Clin Cardiol. 2013 May;36(5):286-92. doi: 10.1002/clc.22111. Epub 2013 Mar 14.
Ischemic mitral regurgitation (IMR) is common in ischemic heart disease and results in poor prognosis. However, the exact mechanism of IMR has not been fully elucidated.
Quantitation of the mitral tetrahedron using three-dimentianl (3D) echocardiography is capable of evaluating the geometric determinants and mechanisms of IMR.
Forty patients with a history of ST-elevation myocardial infarction at least 6 months earlier were studied. Parameters of mitral deformation and global left ventricular (LV) function and shape were evaluated by 2-dimensional echocardiography. The effective regurgitant orifice (ERO) of IMR was obtained by the quantitative continuous-wave Doppler technique. Three-dimensional (3D) echocardiography was applied to assess the mitral tetrahedron.

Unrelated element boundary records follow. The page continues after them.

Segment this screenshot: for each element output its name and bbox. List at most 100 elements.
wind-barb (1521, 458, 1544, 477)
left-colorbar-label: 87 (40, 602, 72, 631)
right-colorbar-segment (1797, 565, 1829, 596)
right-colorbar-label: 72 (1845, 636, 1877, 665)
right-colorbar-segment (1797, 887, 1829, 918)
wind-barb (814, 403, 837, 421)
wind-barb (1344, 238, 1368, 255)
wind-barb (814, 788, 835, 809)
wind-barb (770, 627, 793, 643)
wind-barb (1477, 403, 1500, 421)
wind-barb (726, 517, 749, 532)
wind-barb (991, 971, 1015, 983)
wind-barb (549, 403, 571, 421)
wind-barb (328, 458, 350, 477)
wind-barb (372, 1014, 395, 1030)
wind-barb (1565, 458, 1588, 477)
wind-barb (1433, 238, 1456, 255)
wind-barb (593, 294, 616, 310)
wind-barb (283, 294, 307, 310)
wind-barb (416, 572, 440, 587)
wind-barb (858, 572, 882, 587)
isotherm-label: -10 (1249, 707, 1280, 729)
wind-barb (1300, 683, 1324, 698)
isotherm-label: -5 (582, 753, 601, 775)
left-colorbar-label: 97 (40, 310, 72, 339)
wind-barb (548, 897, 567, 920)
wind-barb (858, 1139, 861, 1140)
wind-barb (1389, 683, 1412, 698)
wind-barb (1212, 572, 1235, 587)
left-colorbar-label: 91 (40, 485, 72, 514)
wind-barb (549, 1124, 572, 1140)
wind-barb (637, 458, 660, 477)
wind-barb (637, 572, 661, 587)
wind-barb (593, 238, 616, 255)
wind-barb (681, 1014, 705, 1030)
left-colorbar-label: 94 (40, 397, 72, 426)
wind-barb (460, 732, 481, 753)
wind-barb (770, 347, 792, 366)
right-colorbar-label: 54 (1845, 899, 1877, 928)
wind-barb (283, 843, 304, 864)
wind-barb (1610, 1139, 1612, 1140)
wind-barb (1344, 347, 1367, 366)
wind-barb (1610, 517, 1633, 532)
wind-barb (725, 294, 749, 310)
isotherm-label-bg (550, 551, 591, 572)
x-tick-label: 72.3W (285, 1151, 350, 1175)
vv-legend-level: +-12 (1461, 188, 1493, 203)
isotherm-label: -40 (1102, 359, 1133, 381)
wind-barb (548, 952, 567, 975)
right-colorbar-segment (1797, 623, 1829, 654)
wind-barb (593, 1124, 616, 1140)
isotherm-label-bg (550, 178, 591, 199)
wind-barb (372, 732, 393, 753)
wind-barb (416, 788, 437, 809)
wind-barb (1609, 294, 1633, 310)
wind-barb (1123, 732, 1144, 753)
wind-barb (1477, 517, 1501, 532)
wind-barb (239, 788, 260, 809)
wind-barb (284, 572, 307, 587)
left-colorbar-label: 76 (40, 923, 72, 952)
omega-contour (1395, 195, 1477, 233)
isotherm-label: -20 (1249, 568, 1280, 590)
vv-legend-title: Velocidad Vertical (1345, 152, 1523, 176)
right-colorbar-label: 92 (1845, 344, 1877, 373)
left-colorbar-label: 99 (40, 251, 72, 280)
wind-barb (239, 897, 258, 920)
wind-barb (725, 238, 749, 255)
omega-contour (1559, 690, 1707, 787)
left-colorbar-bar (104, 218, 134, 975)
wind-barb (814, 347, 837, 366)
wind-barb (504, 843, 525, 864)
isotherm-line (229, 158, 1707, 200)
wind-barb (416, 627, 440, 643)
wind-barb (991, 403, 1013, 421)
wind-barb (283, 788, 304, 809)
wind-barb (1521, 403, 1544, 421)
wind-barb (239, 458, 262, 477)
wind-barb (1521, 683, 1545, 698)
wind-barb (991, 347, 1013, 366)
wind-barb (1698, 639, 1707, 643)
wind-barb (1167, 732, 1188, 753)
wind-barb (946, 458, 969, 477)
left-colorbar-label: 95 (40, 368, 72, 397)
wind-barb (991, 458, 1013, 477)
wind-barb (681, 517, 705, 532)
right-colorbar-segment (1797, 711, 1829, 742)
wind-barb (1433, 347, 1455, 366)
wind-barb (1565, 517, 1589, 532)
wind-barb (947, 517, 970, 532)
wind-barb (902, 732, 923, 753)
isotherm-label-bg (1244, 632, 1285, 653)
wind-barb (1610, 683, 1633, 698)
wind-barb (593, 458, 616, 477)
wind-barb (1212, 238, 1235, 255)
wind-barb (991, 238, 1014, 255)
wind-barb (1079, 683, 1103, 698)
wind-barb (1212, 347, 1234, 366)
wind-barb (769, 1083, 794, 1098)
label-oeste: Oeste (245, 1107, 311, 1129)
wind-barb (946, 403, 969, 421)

Mitral valvular tenting area (P < 0.001), mitral annular area (P = 0.032), dilation of the LV in diastole, impairment of the LV ejection fraction, and volume of the spherically shaped LV in systole were greater in patients with an ERO ≥20 mm(2) than in those with an ERO <20 mm(2). In the mitral tetrahedron, only the interpapillary muscle roots distance showed a significant difference (P = 0.004). Multivariate analysis with the logistic regression model showed the systolic mitral tenting area (odds ratio [OR]: 280.49, 95% confidence interval [CI]: 4.59-1.72 × 10(4), P = 0.007) and interpapillary muscle distance (OR: 1.50, 95% CI: 1.03-2.19, P = 0.036) to be independent factors in predicting significant IMR (ERO ≥20 mm(2)).
3D echocardiography can be effectively applied in measuring the mitral tetrahedron and evaluating the mechanism of IMR. Mitral valvular tenting and interpapillary muscle distance are 2 independent factors of significant IMR.
缺血性二尖瓣反流(IMR)在缺血性心脏病中很常见,导致预后不良。然而,IMR的确切机制尚未完全阐明。
使用三维(3D)超声心动图定量二尖瓣四面体能够评估 IMR 的几何决定因素和机制。
研究了 40 例至少 6 个月前发生 ST 段抬高心肌梗死的患者。通过二维超声心动图评估二尖瓣变形和整体左心室(LV)功能和形状参数。通过定量连续波多普勒技术获得 IMR 的有效反流口(ERO)。应用三维(3D)超声心动图评估二尖瓣四面体。
ERO≥20mm2 的患者的二尖瓣瓣叶凸出面(P<0.001)、二尖瓣环面积(P=0.032)、LV 舒张期扩张、LV 射血分数受损以及收缩期球形 LV 容积均大于 ERO<20mm2 的患者。在二尖瓣四面体中,只有乳头肌根部距离有显著差异(P=0.004)。多元逻辑回归模型分析显示,收缩期二尖瓣凸出面(优势比[OR]:280.49,95%置信区间[CI]:4.59-1.72×104,P=0.007)和乳头肌距离(OR:1.50,95%CI:1.03-2.19,P=0.036)是预测显著 IMR(ERO≥20mm2)的独立因素。
3D 超声心动图可有效应用于测量二尖瓣四面体并评估 IMR 的机制。二尖瓣瓣叶凸出面和乳头肌距离是显著 IMR 的 2 个独立因素。